- Location: Desert near Hama, Hama Governorate, Syria
- Date: 16 April 2023
- Target: Truffle hunters
- Attack type: Massacre
- Deaths: 36
- Perpetrators: Islamic State

= 2023 Islamic State attack on Hama (Syria) =

Islamic State massacre in Syria

On 16 April 2023, 36 truffle hunters were killed in the desert near Hama in Hama Governorate, Syria, when their group was attacked by Islamic State insurgents. Seventeen of the dead were reportedly also pro-regime NDF fighters. On the same day, Islamic State gunmen opened fire at a group of shepherds near Deir ez-Zor, killing five shepherds and 250 sheep.

== Background ==
Truffle hunting is a popular activity in many parts of Syria because of the value of truffles; one kilogram can be worth up to US$25, which is greater than the average monthly wage in that country. Islamic State insurgents notably targeted truffle hunters in 2023, with attacks resulting in particularly high death tolls.
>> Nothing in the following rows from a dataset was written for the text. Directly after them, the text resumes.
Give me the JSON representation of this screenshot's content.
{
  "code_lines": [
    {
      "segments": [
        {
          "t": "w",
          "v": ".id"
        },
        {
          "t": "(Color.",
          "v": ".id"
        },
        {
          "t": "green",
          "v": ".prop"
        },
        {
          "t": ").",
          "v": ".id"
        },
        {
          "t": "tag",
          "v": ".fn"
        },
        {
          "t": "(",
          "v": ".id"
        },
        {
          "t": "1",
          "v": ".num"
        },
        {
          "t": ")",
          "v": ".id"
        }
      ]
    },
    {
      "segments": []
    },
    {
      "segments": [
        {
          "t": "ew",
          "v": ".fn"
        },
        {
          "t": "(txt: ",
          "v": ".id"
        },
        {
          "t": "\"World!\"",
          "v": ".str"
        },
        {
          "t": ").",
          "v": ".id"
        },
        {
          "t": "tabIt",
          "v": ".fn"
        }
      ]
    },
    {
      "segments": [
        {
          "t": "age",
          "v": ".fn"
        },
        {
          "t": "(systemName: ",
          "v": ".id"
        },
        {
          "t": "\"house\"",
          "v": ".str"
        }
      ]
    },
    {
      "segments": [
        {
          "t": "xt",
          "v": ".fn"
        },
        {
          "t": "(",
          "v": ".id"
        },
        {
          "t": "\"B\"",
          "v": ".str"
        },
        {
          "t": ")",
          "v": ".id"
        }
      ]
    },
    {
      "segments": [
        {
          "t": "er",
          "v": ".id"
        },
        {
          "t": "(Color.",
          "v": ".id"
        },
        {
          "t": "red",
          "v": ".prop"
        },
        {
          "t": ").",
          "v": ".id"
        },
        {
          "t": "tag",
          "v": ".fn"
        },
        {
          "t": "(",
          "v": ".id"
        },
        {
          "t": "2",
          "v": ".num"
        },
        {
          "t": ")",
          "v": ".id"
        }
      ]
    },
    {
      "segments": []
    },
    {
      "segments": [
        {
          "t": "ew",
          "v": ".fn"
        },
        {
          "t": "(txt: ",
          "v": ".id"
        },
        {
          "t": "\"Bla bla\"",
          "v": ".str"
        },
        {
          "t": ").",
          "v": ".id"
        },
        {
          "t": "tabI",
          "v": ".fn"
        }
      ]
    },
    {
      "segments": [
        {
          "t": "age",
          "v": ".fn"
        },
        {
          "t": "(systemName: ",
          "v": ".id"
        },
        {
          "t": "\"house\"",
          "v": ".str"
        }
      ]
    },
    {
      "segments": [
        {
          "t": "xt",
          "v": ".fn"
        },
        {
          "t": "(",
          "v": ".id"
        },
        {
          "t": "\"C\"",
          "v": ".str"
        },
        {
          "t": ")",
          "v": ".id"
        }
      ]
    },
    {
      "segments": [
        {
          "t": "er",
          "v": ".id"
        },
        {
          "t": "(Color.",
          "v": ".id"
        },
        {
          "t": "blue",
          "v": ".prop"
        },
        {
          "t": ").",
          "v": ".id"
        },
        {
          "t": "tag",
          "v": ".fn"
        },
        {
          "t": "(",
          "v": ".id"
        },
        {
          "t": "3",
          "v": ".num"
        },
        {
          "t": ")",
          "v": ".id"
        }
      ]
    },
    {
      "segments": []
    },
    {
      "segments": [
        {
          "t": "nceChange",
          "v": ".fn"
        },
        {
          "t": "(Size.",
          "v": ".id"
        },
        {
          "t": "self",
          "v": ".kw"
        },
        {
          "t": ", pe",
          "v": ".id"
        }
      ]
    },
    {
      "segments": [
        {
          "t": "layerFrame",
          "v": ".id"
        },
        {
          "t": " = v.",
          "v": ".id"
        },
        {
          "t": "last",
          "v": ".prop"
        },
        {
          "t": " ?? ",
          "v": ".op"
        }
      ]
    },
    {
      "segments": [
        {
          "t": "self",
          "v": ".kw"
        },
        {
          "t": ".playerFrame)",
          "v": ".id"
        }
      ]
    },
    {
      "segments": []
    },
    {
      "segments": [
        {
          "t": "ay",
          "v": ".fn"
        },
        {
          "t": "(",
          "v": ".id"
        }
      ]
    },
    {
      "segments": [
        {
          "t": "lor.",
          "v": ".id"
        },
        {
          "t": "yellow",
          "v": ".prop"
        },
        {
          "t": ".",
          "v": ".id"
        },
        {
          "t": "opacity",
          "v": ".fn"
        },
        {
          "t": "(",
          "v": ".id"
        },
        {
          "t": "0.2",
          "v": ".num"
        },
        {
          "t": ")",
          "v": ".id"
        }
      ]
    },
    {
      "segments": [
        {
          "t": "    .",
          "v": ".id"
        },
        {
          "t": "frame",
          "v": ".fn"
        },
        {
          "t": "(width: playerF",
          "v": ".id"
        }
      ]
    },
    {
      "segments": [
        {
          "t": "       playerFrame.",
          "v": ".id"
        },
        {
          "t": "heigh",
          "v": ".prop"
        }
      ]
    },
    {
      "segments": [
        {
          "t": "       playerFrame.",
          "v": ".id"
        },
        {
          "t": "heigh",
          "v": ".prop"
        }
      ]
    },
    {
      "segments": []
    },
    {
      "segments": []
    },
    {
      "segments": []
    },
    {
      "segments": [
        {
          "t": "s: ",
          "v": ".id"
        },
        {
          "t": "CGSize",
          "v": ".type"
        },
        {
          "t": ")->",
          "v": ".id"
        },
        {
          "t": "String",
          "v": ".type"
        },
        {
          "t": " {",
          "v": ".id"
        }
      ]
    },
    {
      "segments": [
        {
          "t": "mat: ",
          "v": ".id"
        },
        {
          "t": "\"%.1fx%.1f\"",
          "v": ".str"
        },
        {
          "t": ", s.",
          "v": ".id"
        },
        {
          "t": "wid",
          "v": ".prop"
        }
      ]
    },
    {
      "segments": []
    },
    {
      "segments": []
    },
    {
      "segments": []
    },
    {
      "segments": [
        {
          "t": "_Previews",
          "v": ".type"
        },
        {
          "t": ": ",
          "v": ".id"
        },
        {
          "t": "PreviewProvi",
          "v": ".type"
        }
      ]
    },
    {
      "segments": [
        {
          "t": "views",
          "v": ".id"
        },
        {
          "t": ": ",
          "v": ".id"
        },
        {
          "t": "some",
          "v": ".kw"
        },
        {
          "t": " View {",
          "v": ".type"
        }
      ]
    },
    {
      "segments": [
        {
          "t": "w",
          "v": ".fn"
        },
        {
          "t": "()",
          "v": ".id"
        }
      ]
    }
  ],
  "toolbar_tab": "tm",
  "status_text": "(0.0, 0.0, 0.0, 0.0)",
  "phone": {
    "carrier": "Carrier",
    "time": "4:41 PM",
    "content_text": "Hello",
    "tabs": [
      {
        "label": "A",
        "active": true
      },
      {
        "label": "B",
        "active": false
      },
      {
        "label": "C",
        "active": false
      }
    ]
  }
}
On 17 February 2023, Islamic State militants attacked a group of truffle hunters in Al-Sukhnah in Homs Governorate, killing 61 truffle hunters and 7 soldiers. Six days later on 23 February, IS militants killed 15 truffle hunters and kidnapped 40 others in Hama Governorate. Attacks on truffle hunters since February 2023 have resulted in more than 150 deaths.

== Attack ==
During the attack, 36 people were killed in the desert near Hama in Hama Governorate. Seventeen of the dead truffle hunters were pro-regime NDF fighters. In a separate attack on the same day, Islamic State insurgents attacked a group of shepherds with gunfire. According to the Syrian Observatory for Human Rights, five shepherds were killed and two other shepherds were reportedly kidnapped. 250 sheep were also killed, and the remaining livestock stolen.